What attracted me to visit Talkeetna was memories of Northern Exposure, the 1990s series of a New York doctor living in a fictional Alaskan town that was loosely based on that small town. In the show’s intro, a moose walked down the charming main street. The downtown area is in indeed charming, but the only moose in sight are made of metal or wood. The downtown area is classified as a National Historic Site, with buildings dating from the early 1900s. Nagley’s General Store and the Talkeetna Roadhouse were the two that especially caught our attention. Also notable were the dirt street and wooden “sidewalks.”
Talkteetna is located along the Susitna River.
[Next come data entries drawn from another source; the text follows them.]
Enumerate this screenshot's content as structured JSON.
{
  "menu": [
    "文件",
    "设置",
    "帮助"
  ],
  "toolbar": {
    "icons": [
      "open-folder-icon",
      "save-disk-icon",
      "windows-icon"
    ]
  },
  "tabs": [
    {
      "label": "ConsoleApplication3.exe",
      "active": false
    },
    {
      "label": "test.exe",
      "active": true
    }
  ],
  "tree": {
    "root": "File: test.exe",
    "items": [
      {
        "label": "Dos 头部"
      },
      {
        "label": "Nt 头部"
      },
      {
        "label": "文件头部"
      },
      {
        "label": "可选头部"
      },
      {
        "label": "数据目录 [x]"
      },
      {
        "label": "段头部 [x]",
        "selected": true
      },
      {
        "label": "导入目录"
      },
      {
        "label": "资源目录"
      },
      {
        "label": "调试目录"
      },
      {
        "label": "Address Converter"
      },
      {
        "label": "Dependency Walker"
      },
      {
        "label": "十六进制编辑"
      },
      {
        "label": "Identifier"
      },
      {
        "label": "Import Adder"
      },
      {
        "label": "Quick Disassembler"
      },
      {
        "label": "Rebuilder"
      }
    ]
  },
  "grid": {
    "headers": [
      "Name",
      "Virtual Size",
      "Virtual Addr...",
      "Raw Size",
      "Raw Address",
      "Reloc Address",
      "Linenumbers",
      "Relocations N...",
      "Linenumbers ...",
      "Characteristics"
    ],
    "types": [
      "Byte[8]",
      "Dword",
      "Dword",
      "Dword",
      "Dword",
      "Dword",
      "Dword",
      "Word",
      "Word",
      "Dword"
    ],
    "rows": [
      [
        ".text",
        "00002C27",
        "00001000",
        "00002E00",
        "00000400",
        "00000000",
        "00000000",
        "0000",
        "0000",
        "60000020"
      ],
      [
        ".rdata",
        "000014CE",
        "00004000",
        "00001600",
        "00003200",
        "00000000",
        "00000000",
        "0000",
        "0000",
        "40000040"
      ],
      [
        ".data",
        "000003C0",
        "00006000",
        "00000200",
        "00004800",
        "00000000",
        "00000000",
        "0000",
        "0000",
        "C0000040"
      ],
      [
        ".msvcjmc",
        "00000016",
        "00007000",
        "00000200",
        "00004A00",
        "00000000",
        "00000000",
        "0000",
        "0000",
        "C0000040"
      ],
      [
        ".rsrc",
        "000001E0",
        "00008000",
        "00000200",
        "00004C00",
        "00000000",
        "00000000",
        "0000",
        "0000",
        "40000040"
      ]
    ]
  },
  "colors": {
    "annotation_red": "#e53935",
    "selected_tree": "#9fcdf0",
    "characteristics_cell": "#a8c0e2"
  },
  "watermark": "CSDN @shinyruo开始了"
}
Interestingly, we learned that it is the only town along the entire 300+ miles of that river. Certainly speaks to the wilderness area that is most of Alaska. Many people live “off the grid” (no utilities or running water) in and around the town; a good number live deep in the forests, as much as 50 miles from their nearest neighbor. They are totally self-sufficent, living off the land and venturing into “civilization” infrequently. When they do, their main transportation is the Hurricane Turn Train.
The train has been transporting locals to and from their remote cabins since 1923. The train will stop at a number of locations, and sometimes in between, when flagged down by someone in the wilderness. It can also be used as tourist transportation—one can get off anywhere along the 55-mile stretch then, after hiking or fishing or whatever, stop the train on its return with the wave of a flag. Or one can stay on for the entire route for a one-of-a-kind day trip.
We stayed at a charming lodge on the Susitna River walking distance from town (or it would have been if the weather had not been grey and drizzly). In addition to historical buildings that now house retail establishments, there are a number of outstanding restaurants.
We went to three, all at the recommendation of our hostess—the Wildflower Cafe, the Denali Brewing Company, and the Roadhouse—and had outstanding meals at each.
We had planned to take a “flighttour” on a small plane that lands on a glacier, but the weather was rainy and foggy. Instead we took a river cruise that had a naturalist aboard and included a narrated hike to a trapping camp. She carried a shotgun as a reminder that bears and other wildlife lived there, keeping us from wandering away! We didn’t see any bears or other wildlife during the tour, but did spot about 30 bald eagles along the river, some flying and others perched in trees or bushes.
We have two more events on the trip: taking the Wilderness train to Fairbanks then a shuttle to Chena Hot Springs, then back to Fairbanks from which we will fly home.
[Actually it’s 21 September and we’ve been back for three weeks. Writing this blog helps me to relive the highlights and marvel at everything we’ve seen and done.]